Sometimes I am simply amazed by the software and technology that is currently available. Many people are aware of tools like Open Site Explorer and Majestic SEO, but not many people know about the technology they are built upon. Today, I will take you on a tour of search technologies that tech-savvy SEOs can leverage to get a leg up on the competition. Let’s get started!
This command will download all of the files on the domain schema.org:
wget -r http://schema.org/
Curl is similar to wget, but was designed with the coder in mind. Where wget is a command line tool only, curl also has a programming library associated with it. That being said, curl isn’t a one-stop-shop. Getting the contents of a single web page is simple with curl, but you will have to use a scripting/programming language with the curl library if you want curl to automatically find links and crawl like wget. This is best used with scripting languages like PHP and programming languages like C++.
Python, urllib2, and BeautifulSoup
If you need something more fine-grained, you might as well write your own crawler. The easiest scripting language for this is Python. By using urllib2, you can easily create a custom crawler that does everything you need and more. However, all this does is fetch the data. To parse it, you need to use a library like BeautifulSoup. BeautifulSoup is a fantastic library that will parse even the ugliest HTML into something more manageable. This is my go-to for custom crawling needs. Give it a shot.
Nutch is a enterprise level set of search technologies, available from the Apache Software Foundation. If there’s one thing Apache knows, it’s web servers. Currently, 63% of the planet’s web servers run on Apache. Go figure they would make a tool for searching them.

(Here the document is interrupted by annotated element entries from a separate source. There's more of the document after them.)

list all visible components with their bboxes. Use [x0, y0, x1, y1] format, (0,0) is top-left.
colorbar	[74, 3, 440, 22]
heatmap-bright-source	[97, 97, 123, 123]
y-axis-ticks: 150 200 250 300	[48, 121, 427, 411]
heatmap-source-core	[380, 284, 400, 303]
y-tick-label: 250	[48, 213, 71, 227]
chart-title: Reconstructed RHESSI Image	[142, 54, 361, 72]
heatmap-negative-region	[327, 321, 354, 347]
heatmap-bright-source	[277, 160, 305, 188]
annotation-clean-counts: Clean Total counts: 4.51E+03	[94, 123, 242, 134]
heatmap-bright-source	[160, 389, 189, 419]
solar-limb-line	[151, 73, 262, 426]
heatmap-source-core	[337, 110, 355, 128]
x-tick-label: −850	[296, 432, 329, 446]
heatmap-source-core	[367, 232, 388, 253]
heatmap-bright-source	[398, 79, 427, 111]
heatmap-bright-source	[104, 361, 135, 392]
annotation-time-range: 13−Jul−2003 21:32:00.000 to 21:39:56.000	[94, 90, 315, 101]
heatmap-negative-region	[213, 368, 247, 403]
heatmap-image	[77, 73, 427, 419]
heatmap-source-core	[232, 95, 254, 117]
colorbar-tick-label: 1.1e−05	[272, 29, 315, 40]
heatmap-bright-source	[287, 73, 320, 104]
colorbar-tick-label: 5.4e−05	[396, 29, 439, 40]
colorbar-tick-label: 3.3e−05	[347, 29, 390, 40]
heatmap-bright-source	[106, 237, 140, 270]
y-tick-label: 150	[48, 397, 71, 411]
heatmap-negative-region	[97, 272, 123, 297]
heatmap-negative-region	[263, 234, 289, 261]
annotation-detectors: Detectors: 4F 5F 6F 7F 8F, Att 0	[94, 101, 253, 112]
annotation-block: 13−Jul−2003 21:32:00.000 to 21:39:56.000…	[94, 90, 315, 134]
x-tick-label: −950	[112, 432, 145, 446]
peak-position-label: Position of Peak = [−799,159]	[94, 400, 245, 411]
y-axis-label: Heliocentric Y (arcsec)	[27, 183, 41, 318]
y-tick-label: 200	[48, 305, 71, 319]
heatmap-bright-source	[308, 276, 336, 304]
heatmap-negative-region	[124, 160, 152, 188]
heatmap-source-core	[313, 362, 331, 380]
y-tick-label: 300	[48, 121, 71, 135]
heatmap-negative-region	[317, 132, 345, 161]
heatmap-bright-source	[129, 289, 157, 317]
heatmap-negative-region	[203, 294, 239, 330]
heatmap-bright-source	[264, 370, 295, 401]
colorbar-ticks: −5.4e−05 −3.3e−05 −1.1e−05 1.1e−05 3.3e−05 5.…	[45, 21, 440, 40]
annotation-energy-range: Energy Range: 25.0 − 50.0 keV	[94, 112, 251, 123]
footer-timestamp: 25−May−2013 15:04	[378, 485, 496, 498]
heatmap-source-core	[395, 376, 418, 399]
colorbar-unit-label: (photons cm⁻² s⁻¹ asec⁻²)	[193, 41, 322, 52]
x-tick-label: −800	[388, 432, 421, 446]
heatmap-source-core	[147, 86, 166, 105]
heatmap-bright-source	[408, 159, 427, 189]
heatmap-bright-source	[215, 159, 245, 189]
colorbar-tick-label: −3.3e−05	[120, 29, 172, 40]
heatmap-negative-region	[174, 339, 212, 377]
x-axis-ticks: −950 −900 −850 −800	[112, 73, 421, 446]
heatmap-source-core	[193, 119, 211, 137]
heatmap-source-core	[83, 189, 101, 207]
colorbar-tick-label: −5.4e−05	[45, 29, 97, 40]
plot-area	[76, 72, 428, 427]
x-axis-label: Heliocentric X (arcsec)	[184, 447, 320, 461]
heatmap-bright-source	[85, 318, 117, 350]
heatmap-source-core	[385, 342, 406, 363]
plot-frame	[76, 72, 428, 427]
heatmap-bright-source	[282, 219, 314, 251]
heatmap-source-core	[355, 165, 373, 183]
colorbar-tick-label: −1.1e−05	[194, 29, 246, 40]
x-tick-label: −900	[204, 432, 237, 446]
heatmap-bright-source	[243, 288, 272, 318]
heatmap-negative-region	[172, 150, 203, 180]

This is no simple web scraper. Nutch is a suite of tools for prioritized crawling, content parsing, link graphing, indexation, and comes with an API-friendly interface to all information contained in its database(s). It runs on Java and supports clustering, so that it will scale as large as you need. As you might expect, it comes with a learning curve. Documentation for crawling and indexing is sparse, but available. Outside that, not much exists on hacking and modding without editing source code. If the community embraced this project a bit more, it could be huge.
If you want to stay on the bleeding edge, you might want to check out Droids. This Apache incubator project’s goal is to, “…be an intelligent standalone robot framework that allows to create and extend existing (robots).“ They “released” their first version at the beginning of November, but it still has a way to go before it’s ready. That being said, it’s an interesting idea. What do you think?
There are tons of great search-based solutions out there, and I’ve only touched on a few. Tell me, faithful followers, what great search tech have you used lately?